The decision in Fraser is significant for clarifying the decision in BC Health Services. In fact, the Supreme Court's decision in Fraser must be viewed as a significant retrenchment from the broader reasoning in BC Health Services. The Supreme Court emphasised in Fraser that Section 2(d) of the charter requires that employees' associations be able to participate in a meaningful workplace process with an employer, which includes the right to make representations to the employer and to have those representations considered by the employer in good faith. In the Supreme Court's words, only legislation that "makes good faith resolution of workplace issues between employees and their employer effectively impossible"(10) will violate Section 2(d). This is a considerably narrower view of Section 2(d) than that taken in BC Health Services.

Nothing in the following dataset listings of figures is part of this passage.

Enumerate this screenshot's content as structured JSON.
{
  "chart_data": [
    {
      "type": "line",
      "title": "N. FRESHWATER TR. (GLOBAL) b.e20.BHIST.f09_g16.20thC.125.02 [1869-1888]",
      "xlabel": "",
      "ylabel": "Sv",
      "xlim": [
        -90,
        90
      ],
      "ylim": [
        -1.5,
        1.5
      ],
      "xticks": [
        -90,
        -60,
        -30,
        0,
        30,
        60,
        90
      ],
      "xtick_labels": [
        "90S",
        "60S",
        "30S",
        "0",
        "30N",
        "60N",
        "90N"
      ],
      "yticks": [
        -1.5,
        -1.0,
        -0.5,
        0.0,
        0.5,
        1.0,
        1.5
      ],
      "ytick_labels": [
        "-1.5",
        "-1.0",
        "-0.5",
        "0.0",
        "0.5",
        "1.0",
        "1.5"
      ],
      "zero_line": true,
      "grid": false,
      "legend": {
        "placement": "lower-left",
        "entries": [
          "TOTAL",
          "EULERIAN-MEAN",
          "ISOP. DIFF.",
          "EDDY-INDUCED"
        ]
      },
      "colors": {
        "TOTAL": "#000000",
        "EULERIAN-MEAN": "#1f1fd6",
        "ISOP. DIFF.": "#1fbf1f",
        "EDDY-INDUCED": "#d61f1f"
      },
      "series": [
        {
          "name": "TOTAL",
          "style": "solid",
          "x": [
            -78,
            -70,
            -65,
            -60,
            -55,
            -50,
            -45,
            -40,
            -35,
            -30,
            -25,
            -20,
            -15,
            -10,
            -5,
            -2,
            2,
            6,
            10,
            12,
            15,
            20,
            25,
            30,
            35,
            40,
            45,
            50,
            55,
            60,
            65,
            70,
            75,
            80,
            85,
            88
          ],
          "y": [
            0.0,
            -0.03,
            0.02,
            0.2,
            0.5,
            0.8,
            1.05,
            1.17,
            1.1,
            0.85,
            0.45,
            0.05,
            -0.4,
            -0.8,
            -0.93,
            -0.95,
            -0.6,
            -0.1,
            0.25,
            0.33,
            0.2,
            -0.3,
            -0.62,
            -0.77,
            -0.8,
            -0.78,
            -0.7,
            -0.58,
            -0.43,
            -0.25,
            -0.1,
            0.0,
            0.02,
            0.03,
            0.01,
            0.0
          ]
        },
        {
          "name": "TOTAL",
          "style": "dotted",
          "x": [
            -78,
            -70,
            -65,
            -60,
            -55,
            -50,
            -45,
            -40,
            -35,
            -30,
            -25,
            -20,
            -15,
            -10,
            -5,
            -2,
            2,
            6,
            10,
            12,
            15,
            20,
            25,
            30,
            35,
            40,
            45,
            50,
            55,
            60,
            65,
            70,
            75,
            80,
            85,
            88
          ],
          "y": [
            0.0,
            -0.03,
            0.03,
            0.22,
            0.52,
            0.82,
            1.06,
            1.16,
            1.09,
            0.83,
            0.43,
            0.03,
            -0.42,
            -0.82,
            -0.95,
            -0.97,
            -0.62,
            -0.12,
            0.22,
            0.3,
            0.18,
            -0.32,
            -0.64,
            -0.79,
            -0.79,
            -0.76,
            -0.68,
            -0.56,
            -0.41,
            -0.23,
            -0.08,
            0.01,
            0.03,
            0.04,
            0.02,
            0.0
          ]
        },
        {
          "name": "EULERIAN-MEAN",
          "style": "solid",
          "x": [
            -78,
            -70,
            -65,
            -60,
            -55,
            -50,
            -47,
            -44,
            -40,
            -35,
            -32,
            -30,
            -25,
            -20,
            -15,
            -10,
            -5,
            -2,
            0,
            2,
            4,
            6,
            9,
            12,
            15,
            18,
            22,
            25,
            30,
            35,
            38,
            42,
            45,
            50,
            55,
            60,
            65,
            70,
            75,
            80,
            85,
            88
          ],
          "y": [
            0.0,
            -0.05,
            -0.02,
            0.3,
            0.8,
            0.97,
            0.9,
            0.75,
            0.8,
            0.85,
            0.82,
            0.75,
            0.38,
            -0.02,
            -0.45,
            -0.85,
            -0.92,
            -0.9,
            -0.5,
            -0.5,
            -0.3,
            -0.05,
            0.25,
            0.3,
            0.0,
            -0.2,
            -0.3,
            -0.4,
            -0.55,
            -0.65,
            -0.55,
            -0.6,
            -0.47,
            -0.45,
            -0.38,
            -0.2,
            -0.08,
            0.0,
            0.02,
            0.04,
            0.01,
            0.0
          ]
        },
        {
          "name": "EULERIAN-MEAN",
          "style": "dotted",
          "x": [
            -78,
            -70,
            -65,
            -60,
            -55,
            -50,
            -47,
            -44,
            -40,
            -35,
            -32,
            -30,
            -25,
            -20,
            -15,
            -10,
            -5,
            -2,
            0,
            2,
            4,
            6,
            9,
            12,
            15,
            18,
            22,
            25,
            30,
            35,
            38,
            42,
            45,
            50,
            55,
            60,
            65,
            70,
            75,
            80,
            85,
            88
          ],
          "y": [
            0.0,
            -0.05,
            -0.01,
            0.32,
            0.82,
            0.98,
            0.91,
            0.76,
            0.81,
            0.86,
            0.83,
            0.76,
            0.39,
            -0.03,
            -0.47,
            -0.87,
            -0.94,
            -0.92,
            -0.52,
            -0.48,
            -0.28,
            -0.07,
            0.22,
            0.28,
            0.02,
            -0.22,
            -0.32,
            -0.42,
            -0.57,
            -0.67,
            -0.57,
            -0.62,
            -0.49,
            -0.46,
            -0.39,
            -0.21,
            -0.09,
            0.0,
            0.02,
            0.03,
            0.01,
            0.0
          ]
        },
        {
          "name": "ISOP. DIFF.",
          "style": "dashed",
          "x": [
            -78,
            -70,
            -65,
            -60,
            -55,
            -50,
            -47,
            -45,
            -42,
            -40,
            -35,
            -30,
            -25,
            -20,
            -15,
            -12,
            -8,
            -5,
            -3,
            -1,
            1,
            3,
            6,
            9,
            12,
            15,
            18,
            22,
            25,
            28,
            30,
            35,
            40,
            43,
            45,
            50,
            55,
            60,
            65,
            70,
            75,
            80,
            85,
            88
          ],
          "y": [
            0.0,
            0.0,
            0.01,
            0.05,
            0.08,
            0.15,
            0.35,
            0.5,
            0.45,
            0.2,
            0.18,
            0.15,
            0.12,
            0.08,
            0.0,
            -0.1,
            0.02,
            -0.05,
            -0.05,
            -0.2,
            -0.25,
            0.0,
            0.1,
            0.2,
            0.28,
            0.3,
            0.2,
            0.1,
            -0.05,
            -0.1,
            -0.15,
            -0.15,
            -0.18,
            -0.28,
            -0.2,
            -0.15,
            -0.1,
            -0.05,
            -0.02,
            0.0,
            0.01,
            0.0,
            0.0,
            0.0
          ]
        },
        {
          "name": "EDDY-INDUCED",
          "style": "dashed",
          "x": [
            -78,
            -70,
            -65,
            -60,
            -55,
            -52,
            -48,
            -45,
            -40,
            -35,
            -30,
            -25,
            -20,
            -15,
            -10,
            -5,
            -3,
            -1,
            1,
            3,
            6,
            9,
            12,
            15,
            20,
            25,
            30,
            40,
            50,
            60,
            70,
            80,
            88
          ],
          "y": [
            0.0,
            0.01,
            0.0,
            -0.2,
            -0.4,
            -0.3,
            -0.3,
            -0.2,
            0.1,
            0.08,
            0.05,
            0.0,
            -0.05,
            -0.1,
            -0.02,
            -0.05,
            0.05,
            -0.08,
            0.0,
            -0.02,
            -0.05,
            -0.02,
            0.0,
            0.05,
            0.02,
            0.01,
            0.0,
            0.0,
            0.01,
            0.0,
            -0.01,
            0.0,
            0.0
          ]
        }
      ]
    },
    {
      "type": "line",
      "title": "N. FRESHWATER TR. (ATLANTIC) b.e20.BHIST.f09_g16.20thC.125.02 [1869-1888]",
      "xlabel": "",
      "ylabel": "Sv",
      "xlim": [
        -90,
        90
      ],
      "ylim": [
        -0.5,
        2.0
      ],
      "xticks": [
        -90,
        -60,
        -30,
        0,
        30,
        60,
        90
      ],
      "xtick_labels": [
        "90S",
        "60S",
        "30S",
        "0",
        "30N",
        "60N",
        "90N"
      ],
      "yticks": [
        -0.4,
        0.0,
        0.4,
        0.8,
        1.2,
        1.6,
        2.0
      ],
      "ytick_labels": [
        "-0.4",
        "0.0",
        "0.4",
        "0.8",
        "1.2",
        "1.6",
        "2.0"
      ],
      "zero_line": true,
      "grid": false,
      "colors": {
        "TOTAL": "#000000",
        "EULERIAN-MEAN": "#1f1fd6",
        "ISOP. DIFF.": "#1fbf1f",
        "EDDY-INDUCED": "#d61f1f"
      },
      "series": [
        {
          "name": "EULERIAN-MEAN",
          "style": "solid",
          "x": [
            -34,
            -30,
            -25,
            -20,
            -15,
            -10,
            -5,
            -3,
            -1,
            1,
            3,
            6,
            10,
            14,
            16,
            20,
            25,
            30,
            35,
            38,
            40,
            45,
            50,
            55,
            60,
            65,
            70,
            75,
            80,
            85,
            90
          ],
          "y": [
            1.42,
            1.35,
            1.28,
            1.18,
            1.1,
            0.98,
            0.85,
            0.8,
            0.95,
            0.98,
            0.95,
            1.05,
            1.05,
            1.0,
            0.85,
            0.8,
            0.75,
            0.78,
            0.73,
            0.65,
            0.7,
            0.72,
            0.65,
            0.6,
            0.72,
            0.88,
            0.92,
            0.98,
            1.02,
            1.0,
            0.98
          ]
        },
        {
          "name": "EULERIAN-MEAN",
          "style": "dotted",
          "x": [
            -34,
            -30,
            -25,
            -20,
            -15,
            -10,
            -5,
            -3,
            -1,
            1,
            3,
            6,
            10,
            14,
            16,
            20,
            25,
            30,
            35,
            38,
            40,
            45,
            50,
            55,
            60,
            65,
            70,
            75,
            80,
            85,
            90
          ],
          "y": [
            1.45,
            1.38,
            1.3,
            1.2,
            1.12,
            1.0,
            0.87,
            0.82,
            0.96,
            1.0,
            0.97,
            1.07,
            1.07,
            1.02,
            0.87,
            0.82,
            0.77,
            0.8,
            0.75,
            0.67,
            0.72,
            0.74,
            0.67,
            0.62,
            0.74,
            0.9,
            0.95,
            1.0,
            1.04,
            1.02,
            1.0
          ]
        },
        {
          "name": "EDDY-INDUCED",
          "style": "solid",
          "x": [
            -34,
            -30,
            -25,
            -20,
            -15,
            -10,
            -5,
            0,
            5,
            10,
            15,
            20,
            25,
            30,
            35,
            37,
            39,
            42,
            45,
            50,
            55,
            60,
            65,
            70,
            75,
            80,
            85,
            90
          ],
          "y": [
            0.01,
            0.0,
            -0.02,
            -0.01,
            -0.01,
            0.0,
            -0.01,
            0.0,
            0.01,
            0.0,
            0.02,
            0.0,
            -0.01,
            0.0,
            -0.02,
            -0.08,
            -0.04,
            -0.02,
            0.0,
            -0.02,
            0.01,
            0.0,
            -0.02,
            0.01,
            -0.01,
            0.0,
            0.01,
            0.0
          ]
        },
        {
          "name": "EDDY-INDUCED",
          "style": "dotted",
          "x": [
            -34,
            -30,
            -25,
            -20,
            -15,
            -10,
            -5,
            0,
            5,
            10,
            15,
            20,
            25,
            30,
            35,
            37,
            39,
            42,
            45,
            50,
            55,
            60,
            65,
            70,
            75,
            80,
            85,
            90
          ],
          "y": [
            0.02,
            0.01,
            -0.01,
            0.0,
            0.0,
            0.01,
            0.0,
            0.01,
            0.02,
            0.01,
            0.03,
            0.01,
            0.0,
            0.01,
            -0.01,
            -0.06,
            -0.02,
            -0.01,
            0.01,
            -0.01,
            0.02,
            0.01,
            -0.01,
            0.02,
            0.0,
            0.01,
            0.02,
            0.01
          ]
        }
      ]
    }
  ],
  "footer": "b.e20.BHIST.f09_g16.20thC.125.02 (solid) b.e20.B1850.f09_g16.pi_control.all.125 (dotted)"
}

Also notable is the Supreme Court's rejection of the Ontario Court of Appeal's determination that BC Health Services requires lawmakers to enact a particular labour relations model or specific statutory requirements in order to comply with Section 2(d) of the charter. The Supreme Court considered the court of appeal's decision to be an overstatement of BC Health Services. The Supreme Court stated that the court of appeal's finding that certain aspects of Canada's labour relations system are constitutionally required by Section 2(d) was "at odds"(11) with the reasoning in BC Health Services. It is now clear that Section 2(d) of the charter does not require the enactment of a particular model of industrial relations or a particular method of collective bargaining.
The most relevant aspect of Fraser for the employer community is that eight of the Supreme Court's nine judges had little difficulty concluding that the Agricultural Employees Protection Act 2002 does not violate Section 2(d) of the charter.
For further information on this topic please contact John DR Craig or Shane D Todd at Heenan Blaikie LLP by telephone (+1 416 360 6336), fax (+1 416 360 8425) or email ([email protected] or [email protected]).
Endnotes
(1) 2011 SCC 20.
(2) Agricultural Employees Protection Act 2002, SO 2002, c 16.
(3) Canadian Charter of Rights and Freedoms, Part I of the Constitution Act 1982, being Schedule B to the Canada Act 1982 (UK), 1982, c 11.
(4) Labour Relations Act, 1995, SO 1995, c 1, Schedule A.
(5) Agricultural Labour Relations Act 1994, SO 1994, c 6 [rep 1995, c 1, s 80].
(6) 2001 SCC 94.
(7) 2008 ONCA 760.
(8) Health Services and Support-Facilities Subsector Bargaining Assn v British Columbia, 2007 SCC 27.
(9) Fraser, supra endnote 1 at para. 46.
(10) Fraser, supra endnote 1 at para. 98.
(11) Fraser, supra endnote 1 at para. 46.